Since the fourth century the feast of the Chair of St. Peter, the Apostle has been celebrated at Rome as a sign of the unity of the Church founded upon that apostle. This is an image of Pope St. Peter sitting on the throne from the Jubilee Year of 1950. Although the artwork of the item is crude, the plastic container embedded into the statue has a little case of dirt from his tomb. The container has the symbol of the papacy on it, the cross keys and tiara.
The statue is a replica of the one in Saint Peter’s Basilica. Notice the extended foot of the saint has been reverenced so many times it has literally been rubbed smooth.
The featured image is the statue of St. Peter in the Basilica, and it is dressed on his feast day.
We have President’s Day in the United States, which was established in 1885 to honor President George Washington’s birthday. Officially it is celebrated on the 3rd Monday of February, giving our federal government a three day weekend. However his actual birth is on the 22nd of February, which I find interesting, because that day is a national holiday in another country: Vatican City State. What President’s Day is to the United States, February 22nd is to the Vatican.
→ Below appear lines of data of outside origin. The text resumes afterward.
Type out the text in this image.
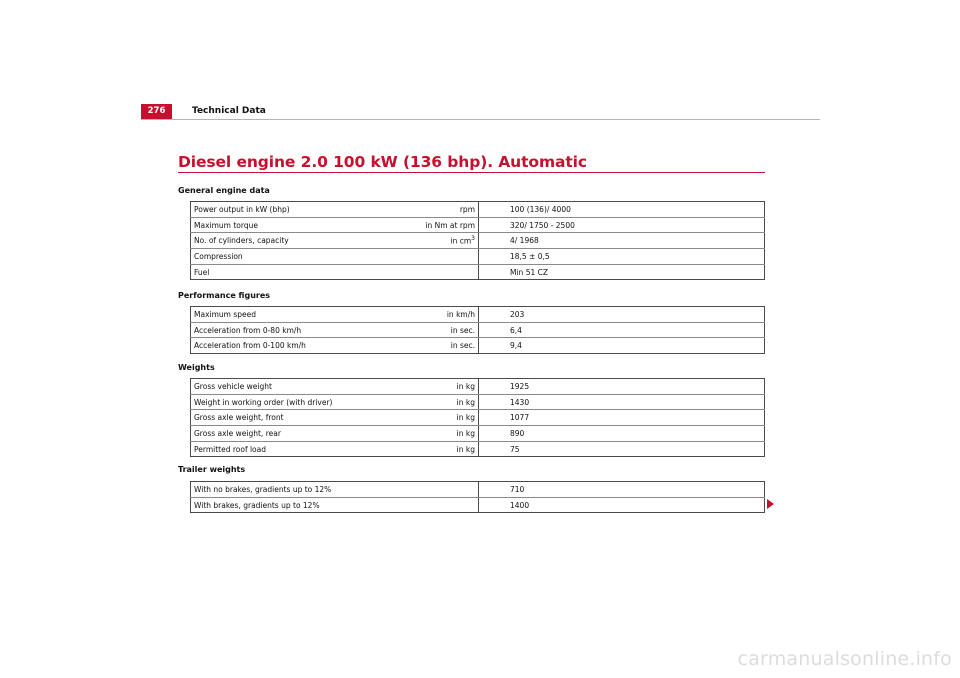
276	Technical Data
Diesel engine 2.0 100 kW (136 bhp). Automatic
General engine data
Power output in kW (bhp)	rpm	100 (136)/ 4000
Maximum torque	in Nm at rpm	320/ 1750 - 2500
No. of cylinders, capacity	in $cm^3$	4/ 1968
Compression		18,5 ± 0,5
Fuel		Min 51 CZ
Performance figures
Maximum speed	in km/h	203
Acceleration from 0-80 km/h	in sec.	6,4
Acceleration from 0-100 km/h	in sec.	9,4
Weights
Gross vehicle weight	in kg	1925
Weight in working order (with driver)	in kg	1430
Gross axle weight, front	in kg	1077
Gross axle weight, rear	in kg	890
Permitted roof load	in kg	75
Trailer weights
With no brakes, gradients up to 12%	710
With brakes, gradients up to 12%	1400
carmanualsonline.info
It might as well be called “Pope’s Day,” but it isn’t. The Church celebrates the feast day, “The Chair of St. Peter the Apostle,” every February 22nd, honoring the authority of the office of Pope.
And, like in the US for President’s Day, all official Vatican offices are closed and on holiday on this date.
Because of my long fascination with the history of the papacy, for years this has been my favorite liturgical feast day. And for the Catholic Church it is a pretty high ranking feast, as it is one of the few times that even during Lent the commemoration takes precedence over the season: liturgically speaking, the Chair of St. Peter feast day would not be Lent.
So I hope you all enjoy a great Pope’s Day!